Biliyoruz ki Halkların tarihi nice kanlı katliamlarla doludur. Kuşku yok ki, bu en acı katliamlara tanıklık eden coğrafyanın başında Türkiye gelmektedir. Dünden bugüne halklar onlarca faşist- gerici katliamlara tanıklık etti. Alevi, Ermeni, Rum, Ezidi, Kürt katliamları bir biri ardına gerçekleşti. Tarih 2 Temmuz 1993 Faşist ve şeriatçı cellatlar yine işbaşındaydı, Madımak otelinde simsiyah bir duman yükseliyordu, katliamının en vahşisi 2 Temmuz 1993’te Sivas’ta yeniden sahneye konuyordu. Günler öncesinden propaganda yapılarak hazırlıkları yapılan faşist katliam, 2 Temmuz Cuma günü camilerde toplanan dinci faşist gruplar bir araya gelerek, kentin çeşitli yerlerinde slogan atarak gösteri yaptıktan sonra, Pir Sultan Abdal etkinlikleri için Sivas’ta bulunan sanatçıların ve yazarların kaldığı Madımak oteli ve Alevilerin, demokratların ev ve işyerlerini tahrip ederek katliama giriştiler.

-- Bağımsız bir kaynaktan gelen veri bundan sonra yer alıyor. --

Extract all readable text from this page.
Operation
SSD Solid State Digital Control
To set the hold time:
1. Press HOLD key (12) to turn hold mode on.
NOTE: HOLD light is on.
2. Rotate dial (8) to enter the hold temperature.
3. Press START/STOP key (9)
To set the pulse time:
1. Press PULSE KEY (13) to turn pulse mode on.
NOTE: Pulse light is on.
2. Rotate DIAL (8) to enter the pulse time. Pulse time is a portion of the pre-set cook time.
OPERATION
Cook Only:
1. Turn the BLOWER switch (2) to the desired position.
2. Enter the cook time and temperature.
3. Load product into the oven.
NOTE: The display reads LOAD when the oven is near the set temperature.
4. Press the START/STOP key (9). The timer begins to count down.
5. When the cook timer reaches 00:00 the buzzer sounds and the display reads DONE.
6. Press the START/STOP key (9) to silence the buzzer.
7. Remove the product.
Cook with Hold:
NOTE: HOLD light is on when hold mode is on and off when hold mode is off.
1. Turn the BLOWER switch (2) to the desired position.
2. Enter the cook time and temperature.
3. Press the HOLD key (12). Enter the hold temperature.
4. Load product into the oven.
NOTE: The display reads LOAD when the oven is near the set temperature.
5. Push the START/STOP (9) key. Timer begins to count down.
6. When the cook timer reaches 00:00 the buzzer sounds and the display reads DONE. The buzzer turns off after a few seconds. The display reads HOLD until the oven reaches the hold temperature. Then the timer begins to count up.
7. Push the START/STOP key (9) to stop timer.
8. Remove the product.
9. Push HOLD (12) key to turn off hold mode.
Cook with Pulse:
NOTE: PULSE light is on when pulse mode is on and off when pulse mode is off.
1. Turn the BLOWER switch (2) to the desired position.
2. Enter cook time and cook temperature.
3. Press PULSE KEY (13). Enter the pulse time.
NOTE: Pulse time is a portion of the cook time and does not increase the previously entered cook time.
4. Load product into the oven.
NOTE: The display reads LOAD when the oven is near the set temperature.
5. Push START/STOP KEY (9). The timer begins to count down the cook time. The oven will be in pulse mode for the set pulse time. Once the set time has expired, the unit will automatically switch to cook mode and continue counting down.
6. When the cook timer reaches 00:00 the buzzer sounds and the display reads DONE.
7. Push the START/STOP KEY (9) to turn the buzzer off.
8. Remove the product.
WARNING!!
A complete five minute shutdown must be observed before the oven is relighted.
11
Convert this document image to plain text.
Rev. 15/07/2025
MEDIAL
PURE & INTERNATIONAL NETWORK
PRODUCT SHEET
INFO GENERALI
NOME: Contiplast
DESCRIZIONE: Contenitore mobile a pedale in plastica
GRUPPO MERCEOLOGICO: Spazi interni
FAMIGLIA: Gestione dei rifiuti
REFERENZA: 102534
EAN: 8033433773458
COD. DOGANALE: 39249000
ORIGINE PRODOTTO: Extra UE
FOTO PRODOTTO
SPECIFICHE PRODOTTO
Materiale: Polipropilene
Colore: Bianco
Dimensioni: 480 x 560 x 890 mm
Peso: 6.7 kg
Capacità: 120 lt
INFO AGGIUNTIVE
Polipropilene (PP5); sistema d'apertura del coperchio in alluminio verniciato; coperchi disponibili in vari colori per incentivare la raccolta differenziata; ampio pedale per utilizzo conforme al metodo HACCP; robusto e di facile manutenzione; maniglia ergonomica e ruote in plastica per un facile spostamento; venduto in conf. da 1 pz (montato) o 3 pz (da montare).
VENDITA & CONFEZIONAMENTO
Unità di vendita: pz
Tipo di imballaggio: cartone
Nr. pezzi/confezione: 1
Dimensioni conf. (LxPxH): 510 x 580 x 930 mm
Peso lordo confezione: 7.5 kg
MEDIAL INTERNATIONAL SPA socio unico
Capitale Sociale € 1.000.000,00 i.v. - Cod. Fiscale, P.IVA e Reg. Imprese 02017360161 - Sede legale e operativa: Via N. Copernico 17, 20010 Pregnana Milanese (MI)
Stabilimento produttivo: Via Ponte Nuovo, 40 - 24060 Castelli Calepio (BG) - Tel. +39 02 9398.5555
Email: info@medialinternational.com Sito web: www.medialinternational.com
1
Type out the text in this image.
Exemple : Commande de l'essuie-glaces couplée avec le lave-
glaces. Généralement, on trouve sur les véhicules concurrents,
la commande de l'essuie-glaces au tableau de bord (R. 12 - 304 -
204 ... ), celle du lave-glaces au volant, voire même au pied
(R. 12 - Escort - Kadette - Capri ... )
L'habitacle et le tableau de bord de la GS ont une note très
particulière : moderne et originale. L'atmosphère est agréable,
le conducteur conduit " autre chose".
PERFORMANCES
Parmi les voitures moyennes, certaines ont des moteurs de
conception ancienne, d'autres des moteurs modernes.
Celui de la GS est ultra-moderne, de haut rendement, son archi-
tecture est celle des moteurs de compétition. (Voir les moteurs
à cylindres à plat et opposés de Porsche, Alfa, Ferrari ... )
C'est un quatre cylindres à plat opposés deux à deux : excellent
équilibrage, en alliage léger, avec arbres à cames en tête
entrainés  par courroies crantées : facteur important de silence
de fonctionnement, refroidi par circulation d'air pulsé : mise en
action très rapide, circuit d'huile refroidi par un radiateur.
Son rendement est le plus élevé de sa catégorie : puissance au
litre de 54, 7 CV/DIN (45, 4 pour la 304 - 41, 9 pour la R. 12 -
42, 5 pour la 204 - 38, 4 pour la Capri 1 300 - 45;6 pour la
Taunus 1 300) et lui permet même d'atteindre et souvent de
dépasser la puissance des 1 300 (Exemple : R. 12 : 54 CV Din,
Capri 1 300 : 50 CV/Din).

Devletin güvenlik güçlerinin, gösterilerin başladığı ilk andan katliamını gerçekleştirildiği ana kadar 8 saat içinde müdahale etmediği bu saldırılarda 33 kişi katledildi, yaklaşık 150 kişi de yaralandı.

“TIPKI MARAŞ VE ÇORUM’DA OLDUĞU GİBİ…”

2 Temmuz 1993 yılında Sivas’ta bir an soluksuz kalıyor gökyüzü ve güneş. Soluksuz kalıyor onlarca insan, karanlığın orta yerinde. 33 can, 33 sanatçı-aydın-emekçi insan meşale olup bir bir saplandılar karanlığın bağrına. Süzerek direnci ateşten, göğe savurdular. Türkü oldular, şiir oldular, semah oldular. Soluklandı güneş, soluklandı gök, soluklandı insan. Ki; karanlığa meşale olanlar küllerinden yeniden doğarlar !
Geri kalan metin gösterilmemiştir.